What if the planet doesn't need saving — and we do?
Renay sits down with David Biello — TED's science curator, longtime Scientific American editor, and author of The Unnatural World: The Race to Remake Civilization in Earth's Newest Age — for a conversation that quietly dismantles almost everything we assume the climate conversation is about.
David has been on the environment and energy beat since 1999 — long enough, in his words, to be cynical but not long enough to be depressed. He'll tell you the planet doesn't need saving. We do. Our cities, our food systems, the entire architecture of a life built for a climate that no longer exists — that's what's at stake. And what stands between us and a livable future isn't a missing technology. It's a way of thinking.
This conversation is not a tour of climate solutions. It is about attention — what David chooses to notice, what he refuses to, and how he keeps his footing in a world where every message is weaponized and every source needs a second look. The throughline is short-term thinking: the quarterly result, the daily metric, the next outrage in the feed. David names it as the one thing he wishes leaders would unlearn — the same answer Andrew Winston gave in our first episode, arrived at from a completely different room.
They cover why David cuts through the noise not with a system but with a network. Why the last 10,000 years of climate stability are the narrow band that all of human civilization was built inside, and what it means that we've already stepped out of it. And why "check the sources" applies hardest to the things you already believe.
This is a conversation about responsibility, the long view, and what it takes to keep noticing the world while you're trying to change it.
MEET THE SPEAKERS
David Biello
David Biello is the curator for TED Countdown, helping amplify solutions to global warming, accelerate action against climate change, and change the narrative around this crisis from doom and despair to actionable hope. He also serves as science curator at TED, working on talks featuring ideas from astronomy to zoology, including using gene drives to combat malaria, the mRNA revolution in vaccines, and the real impacts of sexual health restrictions. As part of his duties, he has helped judge and prepare finalists for TED’s Audacious Project, a philanthropic effort to pair compelling ideas with the funds to make an impact, including harnessing AI to develop new antibiotics and how to reduce vaccine spoilage.
Prior to joining TED, he has been an award-winning journalist. He has been reporting on the environment and energy since 1999—long enough to be cynical but still not long enough to be depressed—and wrote for outlets ranging from Scientific American to The New York Times. He also hosted the duPont-Columbia award-winning documentary Beyond the Light Switch as well as The Ethanol Effect for PBS. And he is the author of the book The Unnatural World: The Race to Remake Civilization in Earth’s Newest Age, an Editor’s Pick of The New York Times Book Review.

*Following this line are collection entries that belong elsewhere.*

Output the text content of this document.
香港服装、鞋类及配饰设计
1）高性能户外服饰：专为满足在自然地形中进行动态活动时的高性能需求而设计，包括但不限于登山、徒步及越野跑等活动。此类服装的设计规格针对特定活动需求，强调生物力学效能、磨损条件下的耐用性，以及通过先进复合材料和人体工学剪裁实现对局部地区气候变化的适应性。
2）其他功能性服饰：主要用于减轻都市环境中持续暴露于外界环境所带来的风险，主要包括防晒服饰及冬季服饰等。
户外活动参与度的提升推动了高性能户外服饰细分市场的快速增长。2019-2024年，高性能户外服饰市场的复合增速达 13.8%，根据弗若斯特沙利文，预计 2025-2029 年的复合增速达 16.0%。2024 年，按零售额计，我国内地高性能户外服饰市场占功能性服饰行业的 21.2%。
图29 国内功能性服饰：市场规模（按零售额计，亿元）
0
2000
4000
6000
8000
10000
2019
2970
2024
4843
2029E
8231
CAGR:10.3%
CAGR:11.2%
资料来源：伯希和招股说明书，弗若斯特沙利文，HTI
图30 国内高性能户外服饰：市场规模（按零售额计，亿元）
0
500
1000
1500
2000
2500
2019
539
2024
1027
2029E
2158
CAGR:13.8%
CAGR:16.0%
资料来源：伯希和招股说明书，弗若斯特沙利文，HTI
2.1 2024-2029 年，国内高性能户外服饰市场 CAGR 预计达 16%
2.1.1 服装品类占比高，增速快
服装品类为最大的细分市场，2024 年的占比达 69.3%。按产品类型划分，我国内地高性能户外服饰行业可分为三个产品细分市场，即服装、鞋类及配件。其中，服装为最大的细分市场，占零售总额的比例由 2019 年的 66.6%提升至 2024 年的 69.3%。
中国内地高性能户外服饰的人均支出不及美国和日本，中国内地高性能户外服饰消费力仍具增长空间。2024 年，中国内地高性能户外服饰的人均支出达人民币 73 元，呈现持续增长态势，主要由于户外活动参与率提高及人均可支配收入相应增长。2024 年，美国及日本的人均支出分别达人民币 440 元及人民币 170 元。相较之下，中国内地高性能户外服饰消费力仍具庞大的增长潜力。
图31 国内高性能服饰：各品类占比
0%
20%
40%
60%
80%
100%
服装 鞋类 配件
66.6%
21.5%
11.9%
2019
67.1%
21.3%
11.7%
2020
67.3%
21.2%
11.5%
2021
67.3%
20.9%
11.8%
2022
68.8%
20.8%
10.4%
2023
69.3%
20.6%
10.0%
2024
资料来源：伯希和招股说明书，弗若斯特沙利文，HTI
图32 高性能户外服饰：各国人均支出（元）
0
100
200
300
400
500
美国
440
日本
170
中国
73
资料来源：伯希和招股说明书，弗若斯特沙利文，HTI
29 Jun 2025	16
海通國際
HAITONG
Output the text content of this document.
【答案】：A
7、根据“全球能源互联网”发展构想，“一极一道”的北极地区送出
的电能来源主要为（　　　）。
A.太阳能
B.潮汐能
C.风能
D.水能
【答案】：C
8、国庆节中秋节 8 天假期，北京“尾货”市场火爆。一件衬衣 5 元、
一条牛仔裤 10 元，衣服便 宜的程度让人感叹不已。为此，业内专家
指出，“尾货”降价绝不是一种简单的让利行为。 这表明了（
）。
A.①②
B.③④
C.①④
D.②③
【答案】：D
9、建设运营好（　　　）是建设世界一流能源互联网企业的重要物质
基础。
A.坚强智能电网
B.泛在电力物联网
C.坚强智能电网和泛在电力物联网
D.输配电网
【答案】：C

He received a BA in English from Wesleyan University and a MS in Journalism from Columbia University. He currently lives with his son between an Olmsted-designed park and a world-famous graveyard in Brooklyn.
J. Renay Loper
Renay is a Clinical Faculty in Organizational Leadership for the Bard MBA in Sustainability, where she focuses on justice-centered transformation in the workplace. Previously, she was the Vice President of Program Innovation at PYXERA Global where she served on the Executive Leadership Team, led five country offices, drove the development of new business and programs, co-led the organization's work on inclusive circular cities, and advised corporate clients on their social impact strategies. Renay also led the organization’s ARC (Antiracist Collective) initiatives, which included internal and external efforts toward dismantling unjust systems. To this end, Renay created Rhetoric to Action, a series of conversations to bridge sectors toward collective action around social and racial justice.
Prior to PYXERA Global, Renay led the grassroots exchange and education grant portfolio at the Japan Foundation Center for Global Partnership, and has served in a variety of leadership roles in higher education, nonprofit, and business prior to that. Renay is an avid speaker and facilitator, has authored and edited numerous publications, including a resource journal, Student Affairs Professionals Cultivating Campus Climates Inclusive of International Students (Jossey Bass). Renay serves on the board of directors of nonprofits including Community Change, Harpswell Foundation, and Girl Rising.